Here’s the Average Social Security Benefit for Retirees at Age 70

The average Social Security benefit for retirees at age 70 is about $700 bigger than the average payout at age 62.

The Retirement Confidence Survey (RCS), conducted annually by the Employee Benefit Research Institute, assesses how confident workers and retirees are in their ability to live comfortably in retirement. The 2023 RCS showed the biggest drop in confidence since the Great Recession, and the primary culprit was financial hardship caused by inflation.

A bigger Social Security benefit can lessen financial hardships in retirement, and one way to score a bigger benefit is to delay Social Security. Workers are entitled to retirement benefits at age 62, but the payout increases for each month they delay, up to age 70.

Read on to see the average Social Security benefit for retirees at age 70 and to learn exactly how claiming age impacts Social Security payouts.

The average Social Security benefit for retirees at age 70

The Social Security Administration regularly publishes anonymized benefit data to promote transparency and improve public understanding. The chart below pulls information from a biannual report, and it shows the average monthly Social Security benefit paid to retired workers aged 62 to 70 in June 2023.

AGE AVERAGE MONTHLY RETIRED-WORKER BENEFIT
62

$1,277

63

$1,342

64

$1,421

65

$1,525

66

$1,724

67

$1,844

68

$1,873

69

$1,856

70

$1,970

SOURCE: SOCIAL SECURITY ADMINISTRATION. NOTE: PAYMENTS HAVE BEEN ROUNDED TO THE NEAREST DOLLAR.

The average retired-worker benefit at age 70 was $1,970 per month in June 2023, nearly $700 more than the average retired-worker benefit at age 62. Differences in claiming age are the primary reason for that discrepancy.

To clarify, not all retirees in the 70-year-old group claimed Social Security at age 70. Some certainly did, but most claimed at an earlier age. However, we know for certain that every retiree in the 62-year-old group did claim at age 62 simply because Social Security cannot start any earlier.

Let’s take a closer look at exactly how claiming age impacts benefit payments.

The nuts and bolts of Social Security benefits

Social Security benefits are determined based on lifetime earnings and claiming age. Those variables come together in a two-step process to determine how much income a retired worker receives from the Social Security program, as detailed below:

Step 1: The first step is determining the primary insurance amount (PIA). The Social Security benefits formula is applied to the average, inflation-adjusted income from the 35 highest-paid years of work to determine the PIA. The PIA is the benefit a worker would receive if they claimed Social Security at full retirement age (FRA).
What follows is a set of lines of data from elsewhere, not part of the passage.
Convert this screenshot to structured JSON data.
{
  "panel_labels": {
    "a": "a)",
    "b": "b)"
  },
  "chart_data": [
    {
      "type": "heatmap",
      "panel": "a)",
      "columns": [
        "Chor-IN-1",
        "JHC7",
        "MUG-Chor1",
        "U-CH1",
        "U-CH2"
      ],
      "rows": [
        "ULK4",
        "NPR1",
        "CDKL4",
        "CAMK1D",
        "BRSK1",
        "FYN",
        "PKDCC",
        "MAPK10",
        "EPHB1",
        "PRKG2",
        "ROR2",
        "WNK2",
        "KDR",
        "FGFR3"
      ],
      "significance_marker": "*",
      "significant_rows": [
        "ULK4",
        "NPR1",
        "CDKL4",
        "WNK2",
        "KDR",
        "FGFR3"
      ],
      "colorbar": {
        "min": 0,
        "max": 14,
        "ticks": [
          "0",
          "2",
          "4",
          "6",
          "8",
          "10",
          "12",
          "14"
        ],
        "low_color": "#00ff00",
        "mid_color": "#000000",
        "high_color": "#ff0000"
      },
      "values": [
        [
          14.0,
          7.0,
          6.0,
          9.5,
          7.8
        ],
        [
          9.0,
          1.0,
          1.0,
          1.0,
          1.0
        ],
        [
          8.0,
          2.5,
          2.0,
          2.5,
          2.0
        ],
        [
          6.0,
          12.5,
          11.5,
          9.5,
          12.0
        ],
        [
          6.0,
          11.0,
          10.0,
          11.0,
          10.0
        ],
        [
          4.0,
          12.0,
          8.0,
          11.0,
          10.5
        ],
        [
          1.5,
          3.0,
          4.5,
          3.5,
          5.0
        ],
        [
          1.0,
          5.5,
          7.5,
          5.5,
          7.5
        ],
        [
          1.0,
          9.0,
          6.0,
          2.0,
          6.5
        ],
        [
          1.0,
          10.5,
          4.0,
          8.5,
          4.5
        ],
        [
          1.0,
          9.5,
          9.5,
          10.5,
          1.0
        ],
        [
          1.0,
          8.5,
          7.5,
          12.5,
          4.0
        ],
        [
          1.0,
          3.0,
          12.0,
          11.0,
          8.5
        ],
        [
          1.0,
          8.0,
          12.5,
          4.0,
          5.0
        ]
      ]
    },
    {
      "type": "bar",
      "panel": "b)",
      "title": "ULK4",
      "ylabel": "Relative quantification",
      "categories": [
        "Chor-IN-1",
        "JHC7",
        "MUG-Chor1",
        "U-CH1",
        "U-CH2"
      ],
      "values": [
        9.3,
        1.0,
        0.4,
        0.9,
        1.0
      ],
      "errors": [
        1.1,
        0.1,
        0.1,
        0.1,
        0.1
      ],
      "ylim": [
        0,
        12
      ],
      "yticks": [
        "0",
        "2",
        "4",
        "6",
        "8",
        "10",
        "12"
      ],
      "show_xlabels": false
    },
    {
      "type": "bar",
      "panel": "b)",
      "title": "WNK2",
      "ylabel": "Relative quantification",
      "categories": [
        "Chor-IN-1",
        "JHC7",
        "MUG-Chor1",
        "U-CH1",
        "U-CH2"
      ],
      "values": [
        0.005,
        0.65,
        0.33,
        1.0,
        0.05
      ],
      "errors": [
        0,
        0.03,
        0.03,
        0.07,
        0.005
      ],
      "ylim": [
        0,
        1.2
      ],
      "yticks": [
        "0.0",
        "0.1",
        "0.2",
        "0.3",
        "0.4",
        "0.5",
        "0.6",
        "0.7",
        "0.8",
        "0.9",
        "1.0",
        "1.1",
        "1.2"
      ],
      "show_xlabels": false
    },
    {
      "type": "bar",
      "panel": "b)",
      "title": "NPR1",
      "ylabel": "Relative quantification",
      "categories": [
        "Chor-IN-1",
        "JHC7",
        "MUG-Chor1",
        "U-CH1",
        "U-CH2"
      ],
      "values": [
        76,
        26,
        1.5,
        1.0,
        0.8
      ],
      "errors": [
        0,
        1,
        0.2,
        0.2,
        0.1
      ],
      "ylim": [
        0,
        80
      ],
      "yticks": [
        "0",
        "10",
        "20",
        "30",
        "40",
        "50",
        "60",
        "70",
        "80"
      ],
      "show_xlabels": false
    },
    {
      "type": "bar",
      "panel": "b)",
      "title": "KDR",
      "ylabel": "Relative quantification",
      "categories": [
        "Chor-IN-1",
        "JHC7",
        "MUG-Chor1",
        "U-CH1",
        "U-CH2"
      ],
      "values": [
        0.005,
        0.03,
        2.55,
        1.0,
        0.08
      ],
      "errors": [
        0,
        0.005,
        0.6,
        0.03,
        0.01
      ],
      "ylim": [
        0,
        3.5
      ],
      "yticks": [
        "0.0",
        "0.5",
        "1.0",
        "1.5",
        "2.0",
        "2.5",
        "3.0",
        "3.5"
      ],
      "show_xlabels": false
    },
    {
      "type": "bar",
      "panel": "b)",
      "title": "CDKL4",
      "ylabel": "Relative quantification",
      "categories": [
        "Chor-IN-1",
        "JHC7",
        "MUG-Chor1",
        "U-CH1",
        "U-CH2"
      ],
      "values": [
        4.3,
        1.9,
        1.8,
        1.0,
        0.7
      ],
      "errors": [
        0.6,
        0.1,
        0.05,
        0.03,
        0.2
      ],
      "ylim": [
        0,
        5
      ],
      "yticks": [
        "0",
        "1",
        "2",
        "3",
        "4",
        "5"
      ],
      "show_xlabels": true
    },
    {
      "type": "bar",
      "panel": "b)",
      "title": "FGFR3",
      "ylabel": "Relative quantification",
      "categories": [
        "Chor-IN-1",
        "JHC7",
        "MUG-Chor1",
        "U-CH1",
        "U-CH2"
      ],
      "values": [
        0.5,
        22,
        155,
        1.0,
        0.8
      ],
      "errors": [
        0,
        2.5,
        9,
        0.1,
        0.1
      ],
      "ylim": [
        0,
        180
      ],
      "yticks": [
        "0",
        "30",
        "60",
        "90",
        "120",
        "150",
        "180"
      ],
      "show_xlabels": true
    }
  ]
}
Step 2: The second step is adjusting the PIA for early or delayed retirement. Retired workers who claim Social Security before FRA get a permanently reduced benefit, meaning less than 100% of their PIA. Conversely, retired workers who claim Social Security after FRA get a permanently increased benefit, meaning more than 100% of their PIA. As a reminder, delayed retirement credits stop at age 70, so no one should ever claim Social Security later than age 70.

The chart below details the extent to which early and delayed retirement impacts Social Security payouts. Specifically, it shows retired workers the portion of their PIA they would get at different claiming ages.

Social Security full retirement age chart show benefits at age 62 versus benefits at age 70.

CHART BY AUTHOR.

As shown above, delaying Social Security can have a profound impact on payouts. Consider a worker born in 1960 with a PIA of $1,500. Their benefit would be $1,050 per month (70% of their PIA) if they claimed Social Security at age 62. But their benefit would be $1,860 per month (124% of their PIA) if they claimed at age 70.

Here’s the bottom line: Retired workers born in 1960 or later can increase their benefit by 77% by claiming Social Security at age 70 rather than age 62. That additional income could go a long way in alleviating financial hardships in retirement.